In my previous post, I had written about having difficulties with the AT89C52’s oscillator being unstable and how I cured that issue.
Once I had achieved a stable oscillator, I increased the clock to 20 MHz. All seemed to work properly. I was able to write a BASIC program and save it to EEPROM using the PROG command and then I was able to run that same program from EEPROM as expected. However, on a few occasions, the saved program ended up with hard-errors in it. Looking at the saved program, one could see that some characters had changed and that in fact, the program had been a little trashed. Erasing the EEPROM and saving again seemed to cure the problem but coming back to the project overnight and similat errors occurred. At first, I thought that it might be a bad EEPROM, so I used a different one but the same type of “trashed saved program” errors occurred. I even pulled the EEPROM to read in my TL-866A and I could see that a byte had in fact, changed.
I figured that it HAD to be the access time of the EEPROM getting in the way but I had not actually calculated the required timings to verify this. Well, I finally set up a spreadsheet to do so. I used the timing formulas from the AT89C52 datasheet since those are the only timing variables that will change depending on the clock speed.
From the AT28C64-150’s datasheet, it can be seen by the”CE to output delay” parameter, that the data will be available no more than 150 nS after the CE line goes low. The “Address to output delay” parameter is the same as the “CE to output delay” parameter of 150 nS. Since I am using a GAL22V10D-15 to decode chip-selects and output enables for the RAM and EEPROM, I must take into consideration the propagation delay for the “Input or I/O to Combinatorial Output” parameter, which is 15 nS maximum. What I found was that the 150 nS EEPROM was exactly at the maximum access time of 150 nS required for proper operation with the AT90S52 at 20 MHz, which explains the funky intermittent failures. At 16 MHz, the EEPROM access time is within the required minimum timing.
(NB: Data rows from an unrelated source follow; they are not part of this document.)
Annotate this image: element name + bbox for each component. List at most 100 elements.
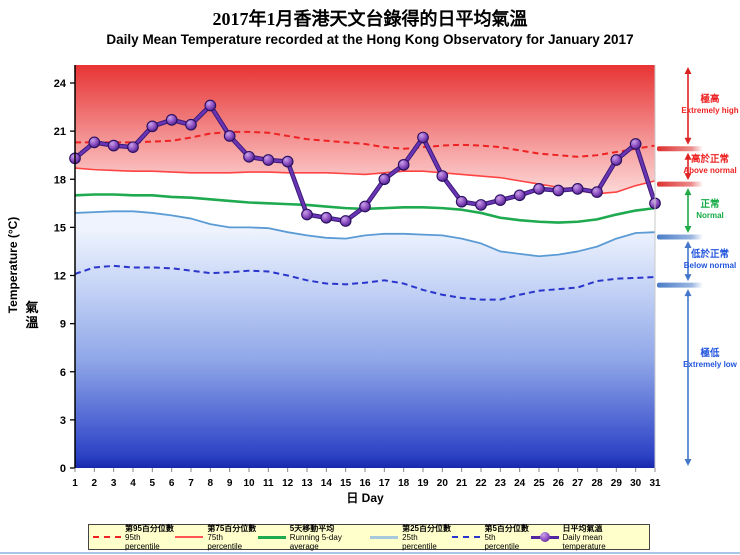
daily-mean-marker <box>591 186 603 198</box>
x-tick-label: 9 <box>227 478 233 489</box>
legend-label-chinese: 第95百分位數 <box>125 523 174 533</box>
daily-mean-marker <box>107 139 120 152</box>
zone-divider-bar <box>657 282 703 288</box>
zone-divider-bar <box>657 181 703 187</box>
y-tick-label: 0 <box>60 463 66 475</box>
legend-label-chinese: 第25百分位數 <box>402 523 451 533</box>
x-tick-label: 19 <box>417 478 429 489</box>
legend-label-english: Running 5-day average <box>289 532 342 551</box>
series-95th-percentile-line <box>75 130 656 158</box>
x-tick-label: 30 <box>630 478 642 489</box>
series-5th-percentile-line <box>74 264 656 301</box>
legend-sample-95th-percentile <box>93 531 121 543</box>
daily-mean-marker <box>494 194 507 206</box>
daily-mean-marker <box>397 158 410 171</box>
x-tick-label: 17 <box>379 478 391 489</box>
x-tick-label: 11 <box>263 478 274 489</box>
daily-mean-marker-sample <box>539 532 550 542</box>
legend-label-english: 5th percentile <box>484 532 520 551</box>
zone-label-chinese: 極高 <box>700 93 720 105</box>
daily-mean-marker <box>185 118 197 131</box>
legend-label-english: 75th percentile <box>207 532 243 551</box>
daily-mean-marker <box>436 170 449 182</box>
zone-range-arrow <box>684 241 692 282</box>
legend-label-chinese: 5天移動平均 <box>289 523 335 533</box>
x-tick-label: 8 <box>208 478 214 489</box>
x-tick-label: 22 <box>475 478 487 489</box>
zone-label-above-normal: 高於正常 Above normal <box>680 154 740 176</box>
zone-range-arrow <box>684 67 692 145</box>
daily-mean-marker <box>339 215 352 227</box>
zone-divider-bar <box>657 146 703 152</box>
page-title-english: Daily Mean Temperature recorded at the H… <box>106 32 634 47</box>
y-axis-label-english: Temperature (°C) <box>6 216 20 314</box>
zone-divider-bar <box>657 234 703 240</box>
legend-item-daily-mean-temperature: 日平均氣溫 Daily mean temperature <box>530 524 645 551</box>
legend-item-95th-percentile: 第95百分位數 95th percentile <box>93 524 175 551</box>
zone-label-english: Normal <box>696 210 724 220</box>
y-tick-label: 9 <box>60 319 66 331</box>
x-tick-label: 29 <box>611 478 623 489</box>
daily-mean-marker <box>610 154 623 166</box>
daily-mean-marker <box>88 136 101 149</box>
x-tick-label: 15 <box>340 478 352 489</box>
legend-sample-daily-mean-temperature <box>530 531 559 543</box>
zone-label-chinese: 正常 <box>700 198 720 210</box>
legend-sample-5th-percentile <box>452 531 481 543</box>
daily-mean-marker <box>146 120 159 133</box>
zone-range-arrow <box>684 289 692 466</box>
y-tick-label: 3 <box>60 415 66 427</box>
legend-label-english: 95th percentile <box>125 532 160 551</box>
cold-shading-band <box>75 211 655 469</box>
legend-label-english: 25th percentile <box>402 532 437 551</box>
y-tick-label: 18 <box>54 174 66 186</box>
daily-mean-marker <box>320 211 333 224</box>
x-tick-label: 26 <box>553 478 565 489</box>
x-tick-label: 24 <box>514 478 526 489</box>
legend-label-chinese: 第75百分位數 <box>207 523 257 533</box>
bottom-border <box>0 552 740 554</box>
x-tick-label: 16 <box>359 478 371 489</box>
daily-mean-marker <box>475 199 487 211</box>
x-tick-label: 2 <box>92 478 98 489</box>
zone-label-chinese: 低於正常 <box>690 249 729 261</box>
legend: 第95百分位數 95th percentile 第75百分位數 75th percen… <box>88 523 650 551</box>
legend-item-75th-percentile: 第75百分位數 75th percentile <box>175 524 257 551</box>
zone-label-english: Extremely low <box>683 359 737 369</box>
daily-mean-marker <box>417 131 429 144</box>
x-tick-label: 28 <box>591 478 603 489</box>
daily-mean-marker <box>629 138 642 150</box>
y-tick-label: 6 <box>60 367 66 379</box>
legend-label-chinese: 第5百分位數 <box>484 523 529 533</box>
x-tick-label: 10 <box>243 478 255 489</box>
y-tick-label: 21 <box>54 126 66 138</box>
x-tick-label: 27 <box>572 478 584 489</box>
x-tick-label: 7 <box>188 478 194 489</box>
zone-label-below-normal: 低於正常 Below normal <box>680 249 740 271</box>
x-tick-label: 25 <box>533 478 545 489</box>
legend-sample-25th-percentile <box>370 531 399 543</box>
zone-range-arrow <box>684 188 692 233</box>
daily-mean-marker <box>281 155 294 168</box>
legend-sample-running-5-day-average <box>257 531 286 543</box>
daily-mean-marker <box>223 130 236 142</box>
daily-mean-marker <box>533 183 545 195</box>
daily-mean-marker <box>571 183 584 195</box>
x-tick-label: 4 <box>130 478 136 489</box>
x-tick-label: 20 <box>437 478 449 489</box>
x-axis-label: 日 Day <box>346 491 384 505</box>
zone-label-english: Extremely high <box>681 105 739 115</box>
legend-label-english: Daily mean temperature <box>562 532 606 551</box>
zone-range-arrow <box>684 152 692 181</box>
legend-item-5th-percentile: 第5百分位數 5th percentile <box>452 524 530 551</box>
zone-label-extremely-high: 極高 Extremely high <box>680 94 740 116</box>
page-title-chinese: 2017年1月香港天文台錄得的日平均氣溫 <box>212 9 528 29</box>
daily-mean-marker <box>513 189 526 202</box>
daily-mean-marker <box>204 99 217 112</box>
zone-label-extremely-low: 極低 Extremely low <box>680 348 740 370</box>
legend-item-running-5-day-average: 5天移動平均 Running 5-day average <box>257 523 370 551</box>
legend-sample-75th-percentile <box>175 531 204 543</box>
x-tick-label: 5 <box>150 478 156 489</box>
daily-mean-marker <box>359 200 371 213</box>
legend-item-25th-percentile: 第25百分位數 25th percentile <box>370 524 452 551</box>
Now, one may be asking “What about the RAM? Is it not affected as well?” The answer is “no”, because the RAM I am using is static and has a 15 nS access time.
Below are screen prints of the spreadsheet I used for this timing calculation. On the left is the 20 MHz timing and the right is the 16 MHz timing.
Here is the spreadsheet file in XLS format.
Unless I decide to purchase some 120 nS AT28C64’s, I’ll leave the AT89C52 running at 16 MHz.